Conceived a year ago through many brainstorming sessions, the course took shape when the organizers received a VISTA grant. The grant brought VISTA volunteer Moira Mannix to their service, and the “Education for Social Action” syllabus and speakers emerged from the unfocused haze of good intentions that Ray, Schneider, and Seidman had dubbed “The Idea.”

“She’s a superstar,” says Schneider of Mannix, who gets credit for tracking down and scheduling the course’s lecturers, who number among the Boston area’s most respected and busiest community leaders.

Throughout the course are reflection sessions with the entire group, providing what the organizers call a much-needed forum to step back and contemplate.

“When you’re doing all this public service, there’s not much time to stop and reflect,” says Schneider. “What does this mean to you, to the people you’re doing service with, for your future?”

After just a few weeks, “Education for Social Action” is creating a welcome community of public servants who can tap each other’s diverse experiences and share frustrations.

“Finding other people you can talk to about issues you care about is a really important thing,” says Kristin Garcia ’05, a PBHA officer and next summer’s director of the Franklin I-O Summer Camp in Dorchester.

Those issues aren’t always pretty: Burnout, guilt, and juggling service with schoolwork weigh on student volunteers.

“To be able to talk to other people about how they got through rough times in public service … that in and of itself is a great opportunity,” says Lozada.

From charity to advocacy

If “Education for Social Action” provides knowledge, tools, and support, it also aims to bridge direct charitable service to advocacy and organizing.

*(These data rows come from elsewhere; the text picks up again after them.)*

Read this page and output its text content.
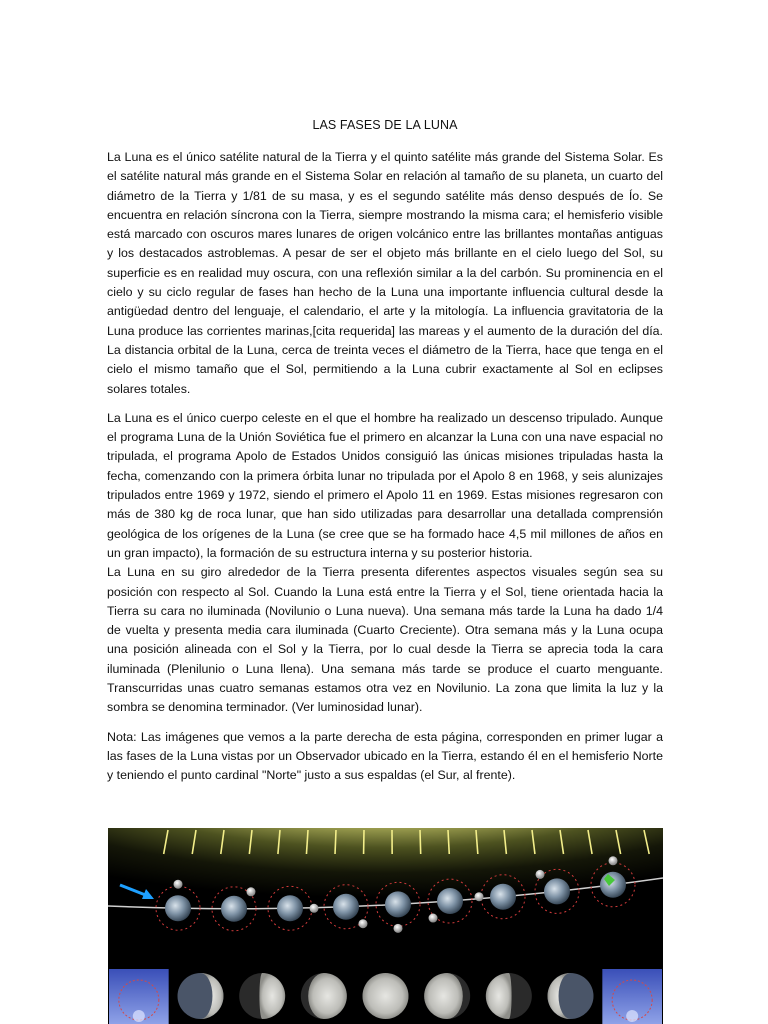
LAS FASES DE LA LUNA

La Luna es el único satélite natural de la Tierra y el quinto satélite más grande del Sistema Solar. Es el satélite natural más grande en el Sistema Solar en relación al tamaño de su planeta, un cuarto del diámetro de la Tierra y 1/81 de su masa, y es el segundo satélite más denso después de Ío. Se encuentra en relación síncrona con la Tierra, siempre mostrando la misma cara; el hemisferio visible está marcado con oscuros mares lunares de origen volcánico entre las brillantes montañas antiguas y los destacados astroblemas. A pesar de ser el objeto más brillante en el cielo luego del Sol, su superficie es en realidad muy oscura, con una reflexión similar a la del carbón. Su prominencia en el cielo y su ciclo regular de fases han hecho de la Luna una importante influencia cultural desde la antigüedad dentro del lenguaje, el calendario, el arte y la mitología. La influencia gravitatoria de la Luna produce las corrientes marinas,[cita requerida] las mareas y el aumento de la duración del día. La distancia orbital de la Luna, cerca de treinta veces el diámetro de la Tierra, hace que tenga en el cielo el mismo tamaño que el Sol, permitiendo a la Luna cubrir exactamente al Sol en eclipses solares totales.

La Luna es el único cuerpo celeste en el que el hombre ha realizado un descenso tripulado. Aunque el programa Luna de la Unión Soviética fue el primero en alcanzar la Luna con una nave espacial no tripulada, el programa Apolo de Estados Unidos consiguió las únicas misiones tripuladas hasta la fecha, comenzando con la primera órbita lunar no tripulada por el Apolo 8 en 1968, y seis alunizajes tripulados entre 1969 y 1972, siendo el primero el Apolo 11 en 1969. Estas misiones regresaron con más de 380 kg de roca lunar, que han sido utilizadas para desarrollar una detallada comprensión geológica de los orígenes de la Luna (se cree que se ha formado hace 4,5 mil millones de años en un gran impacto), la formación de su estructura interna y su posterior historia.

La Luna en su giro alrededor de la Tierra presenta diferentes aspectos visuales según sea su posición con respecto al Sol. Cuando la Luna está entre la Tierra y el Sol, tiene orientada hacia la Tierra su cara no iluminada (Novilunio o Luna nueva). Una semana más tarde la Luna ha dado 1/4 de vuelta y presenta media cara iluminada (Cuarto Creciente). Otra semana más y la Luna ocupa una posición alineada con el Sol y la Tierra, por lo cual desde la Tierra se aprecia toda la cara iluminada (Plenilunio o Luna llena). Una semana más tarde se produce el cuarto menguante. Transcurridas unas cuatro semanas estamos otra vez en Novilunio. La zona que limita la luz y la sombra se denomina terminador. (Ver luminosidad lunar).

Nota: Las imágenes que vemos a la parte derecha de esta página, corresponden en primer lugar a las fases de la Luna vistas por un Observador ubicado en la Tierra, estando él en el hemisferio Norte y teniendo el punto cardinal "Norte" justo a sus espaldas (el Sur, al frente).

“We saw a huge disconnect in PBHA between the advocacy groups and the direct public service groups,” says Seidman, who, with Ray, was Housing and Advocacy Officer for PBHA. “We concluded that any good public service organization should include both.”

Their hope is that a talk like the one given by the headmaster of the Renaissance Charter School, for instance, might empower a student who’s tutoring kids at a charter school with a better understanding of the charter school movement and a passion for educational reform.

Buoyed by the excitement and energy of the class’s first few weeks, the organizers are upbeat about the long-term impact it could have on public service at Harvard.

“Ideally, we’d like to have this type of course happen at a lot of different levels,” says Seidman. For freshmen or others new to public service, “Education for Social Action” can be an introduction to the issues they’re addressing and the neighborhoods they’re working in. Others, she hopes, will get skill-based organizing tools from the course, and for juniors and seniors, it can provide a window into public service careers.

Schneider sees the course as a way to cement Harvard’s academic excellence to its long-time commitment to public service, reinforcing the notion of a “moral education.” In other words, making PBHA truly “the best course I took at Harvard.”